Na nota, o prefeito sustenta que o setor de Saúde não registrou nenhum caso de reação alérgica ou dermatológica ao produto entre os moradores de São Pedro do Turvo. Ele disse que várias prefeituras e redes de supermercados disponibilizam as cabines, citando o município de Osasco e o Carrefour. O jornal entrou em contato com o gabinete da prefeitura de Osasco e descobriu que o sistema foi retirado há um bom tempo.
O Carrefour esclareceu que não disponibiliza cabines de ozônio em suas 700 lojas espalhadas por todo o País. A empresa explicou que há apenas um sistema para desinfecção das compras que usa luz UV (ultravioleta), cujo equipamento piloto está em testes em Osasco. Se aprovado, será estendido a todas as unidades.
Segundo o Carrefour, a cabine de UV não significa um tratamento contra a covid, mas um recurso a mais oferecido aos clientes para desinfectar suas compras. A empresa esclareceu que o mesmo sistema é utilizado pelos hospitais. “É um complemento para a higienização dos produtos”, explicou a empresa, salientando que as medidas contra a covid, de uso de máscaras e álcool em gel, são obrigatórias nas unidades.
O sistema do Carrefour, aliás, é uma máquina onde apenas o carrinho com as compras é introduzido. Em seguida, as portas são fechadas para proteger as pessoas da radiação emitida pela luz UV.

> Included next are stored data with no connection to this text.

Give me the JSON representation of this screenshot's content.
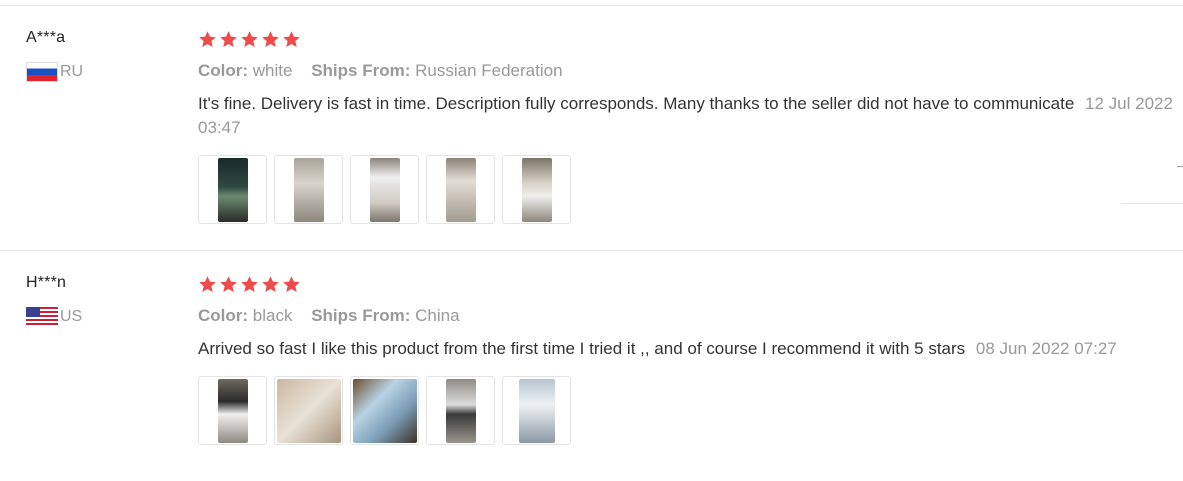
{
  "reviews": [
    {
      "user": "A***a",
      "country": "RU",
      "flag": "russia-flag",
      "rating": 5,
      "color_label": "Color:",
      "color_value": "white",
      "ships_label": "Ships From:",
      "ships_value": "Russian Federation",
      "text": "It's fine. Delivery is fast in time. Description fully corresponds. Many thanks to the seller did not have to communicate",
      "date": "12 Jul 2022 03:47",
      "photos": 5
    },
    {
      "user": "H***n",
      "country": "US",
      "flag": "usa-flag",
      "rating": 5,
      "color_label": "Color:",
      "color_value": "black",
      "ships_label": "Ships From:",
      "ships_value": "China",
      "text": "Arrived so fast I like this product from the first time I tried it ,, and of course I recommend it with 5 stars",
      "date": "08 Jun 2022 07:27",
      "photos": 5
    }
  ],
  "colors": {
    "star": "#f04b4b",
    "muted": "#999999",
    "text": "#333333"
  }
}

Na nota de Marco Pinheiro, além de afirmar que as denúncias partiram da oposição “por oportunismo político”, o prefeito sustenta que que a pandemia ainda é um evento inusitado “do qual a ciência ainda não tem conclusões bem definidas e concretas”. E acrescentou: “Tanto que o governo federal defendia — e ainda o faz — o uso preventivo de hidroxicloroquina e ivermectina, entre outros, enquanto parte considerável da Ciência atesta a ineficária dos fármacos”. Supreendentemente, Marco Pinheiro garantiu a eficácia do ozônio: “Não é o nosso caso”.